松田整形外科記念病院の医療への取り組み、スポーツ整形への取り組み、新しい技術を紹介します

健康とは

コラム:スポーツとからだ

ふだんの生活の中で、病気やけがでもしないかぎりあらためて健康のことを考える機会はあまりありません。広辞苑には「健康とは、身体に悪いところがなく心身がすこやかなこと」と記載されています。体が不自由なひと、病気がちな高齢者など、体のどこか悪いところがあるひとは健康ではない、ということになりますがはたしてそうでしょうか。

知的発達障害をもつひとの大会であるスペシャルオリンピックス参加選手の、くったくのない笑顔、障害者のスポーツ大会であるパラリンピック参加選手のさわやかな笑顔をみると、全力をつくして戦った満足感がひしひしと伝わり、むしろとても健康的で感動さえ覚えます。

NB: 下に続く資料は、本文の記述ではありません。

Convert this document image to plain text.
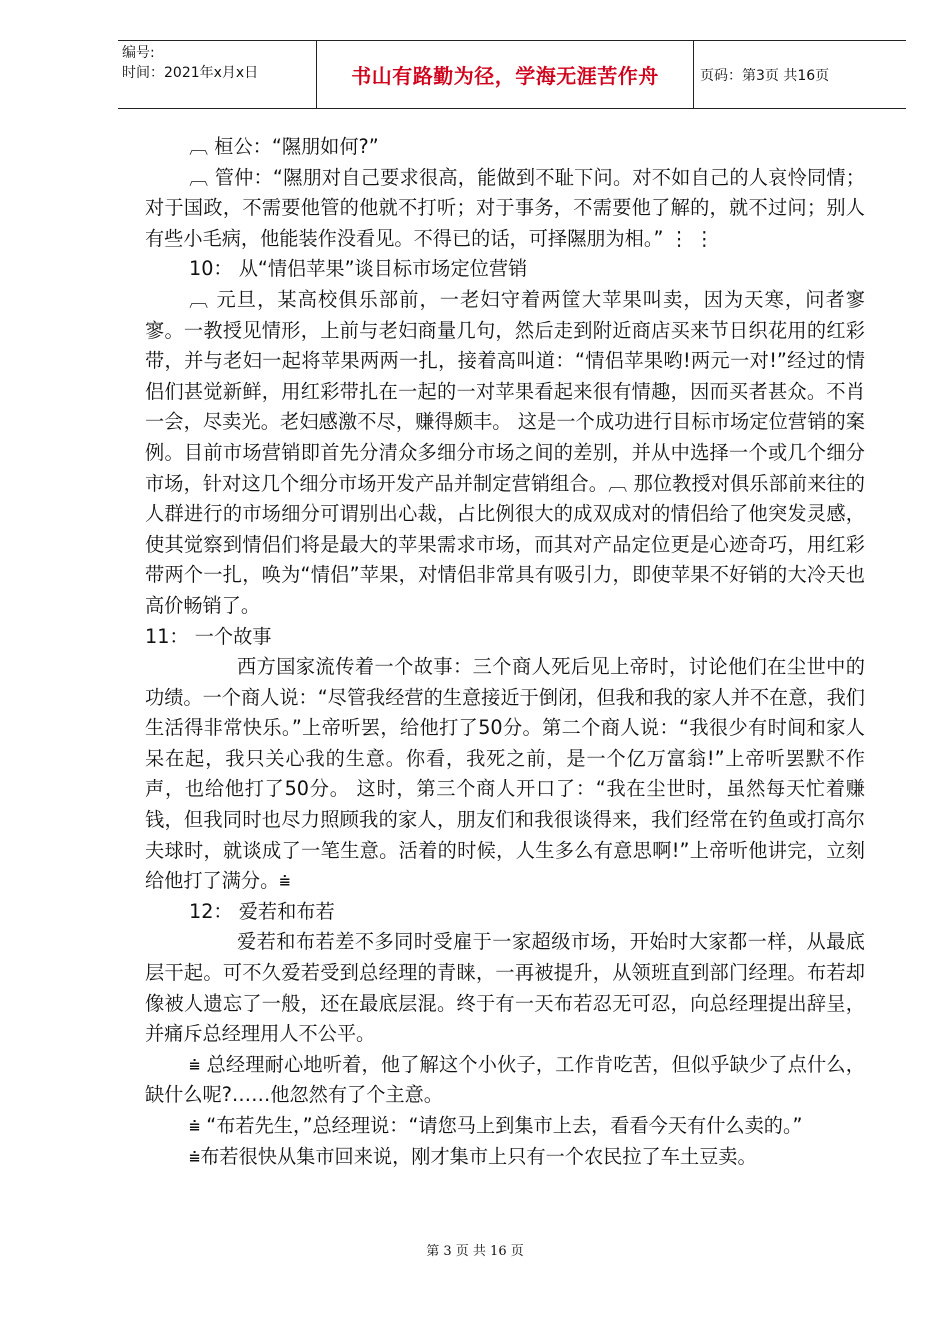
编号:
时间：2021年x月x日	书山有路勤为径，学海无涯苦作舟	页码：第3页 共16页

︹ 桓公：“隰朋如何?”

︹ 管仲：“隰朋对自己要求很高，能做到不耻下问。对不如自己的人哀怜同情；对于国政，不需要他管的他就不打听；对于事务，不需要他了解的，就不过问；别人有些小毛病，他能装作没看见。不得已的话，可择隰朋为相。” ⋮ ⋮

10： 从“情侣苹果”谈目标市场定位营销

︹ 元旦，某高校俱乐部前，一老妇守着两筐大苹果叫卖，因为天寒，问者寥寥。一教授见情形，上前与老妇商量几句，然后走到附近商店买来节日织花用的红彩带，并与老妇一起将苹果两两一扎，接着高叫道：“情侣苹果哟!两元一对!”经过的情侣们甚觉新鲜，用红彩带扎在一起的一对苹果看起来很有情趣，因而买者甚众。不肖一会，尽卖光。老妇感激不尽，赚得颇丰。 这是一个成功进行目标市场定位营销的案例。目前市场营销即首先分清众多细分市场之间的差别，并从中选择一个或几个细分市场，针对这几个细分市场开发产品并制定营销组合。︹ 那位教授对俱乐部前来往的人群进行的市场细分可谓别出心裁，占比例很大的成双成对的情侣给了他突发灵感，使其觉察到情侣们将是最大的苹果需求市场，而其对产品定位更是心迹奇巧，用红彩带两个一扎，唤为“情侣”苹果，对情侣非常具有吸引力，即使苹果不好销的大冷天也高价畅销了。

11： 一个故事

西方国家流传着一个故事：三个商人死后见上帝时，讨论他们在尘世中的功绩。一个商人说：“尽管我经营的生意接近于倒闭，但我和我的家人并不在意，我们生活得非常快乐。”上帝听罢，给他打了50分。第二个商人说：“我很少有时间和家人呆在起，我只关心我的生意。你看，我死之前，是一个亿万富翁!”上帝听罢默不作声，也给他打了50分。 这时，第三个商人开口了：“我在尘世时，虽然每天忙着赚钱，但我同时也尽力照顾我的家人，朋友们和我很谈得来，我们经常在钓鱼或打高尔夫球时，就谈成了一笔生意。活着的时候，人生多么有意思啊!”上帝听他讲完，立刻给他打了满分。⩧

12： 爱若和布若

爱若和布若差不多同时受雇于一家超级市场，开始时大家都一样，从最底层干起。可不久爱若受到总经理的青睐，一再被提升，从领班直到部门经理。布若却像被人遗忘了一般，还在最底层混。终于有一天布若忍无可忍，向总经理提出辞呈，并痛斥总经理用人不公平。

⩧ 总经理耐心地听着，他了解这个小伙子，工作肯吃苦，但似乎缺少了点什么，缺什么呢?……他忽然有了个主意。

⩧ “布若先生，”总经理说：“请您马上到集市上去，看看今天有什么卖的。”

⩧布若很快从集市回来说，刚才集市上只有一个农民拉了车土豆卖。

第 3 页 共 16 页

身体能力に優れたオリンピック選手のなかにも、けがや故障を克服して代表をかちえた選手がいる一方、ドーピングにより肉体改造してまでメダルを獲得する選手がきっと出てくると思いますが、そのような選手は決して健康的にはみえません。

WHO(世界保険機構)が「健康とは何ごとに対しても前向きの姿勢で取り組めるような、精神および肉体さらに社会的に適応している状態」としているように、多少病気や故障、障害があっても自分なりに前向きに元気に生きていける状態であれば「健康」といえるのではないでしょうか。

江戸時代の高名な学者であった貝原益軒は、「養生訓」というロングセラーを書き今日まで読み継がれていますが、「気」という「からだの中の目にみえないものに目を据える」考え方を根底にしています。心身の健康のためには「身をうごかし、気をめぐらし、気を滞らせてはならない」、生を養う道は「元気を保つこと」と、説いています。その気は全身をめぐっていて、病気もめぐっている。この気のめぐりが滞ると病気がおこり、元気になると病気がなおる。すなわち、自分のからだを常によい状態に保つよう自分自身がからだのことを知り、自分のからだと対話を続けることが大切です。

医学が発達しているにもかかわらず、超高齢者社会を目前に健康への不安がつのって情報が氾濫している現代こそ、もう一度益軒の思想である「老いて楽しみを増す人生」の生き方と健康への姿勢が求められていると思います。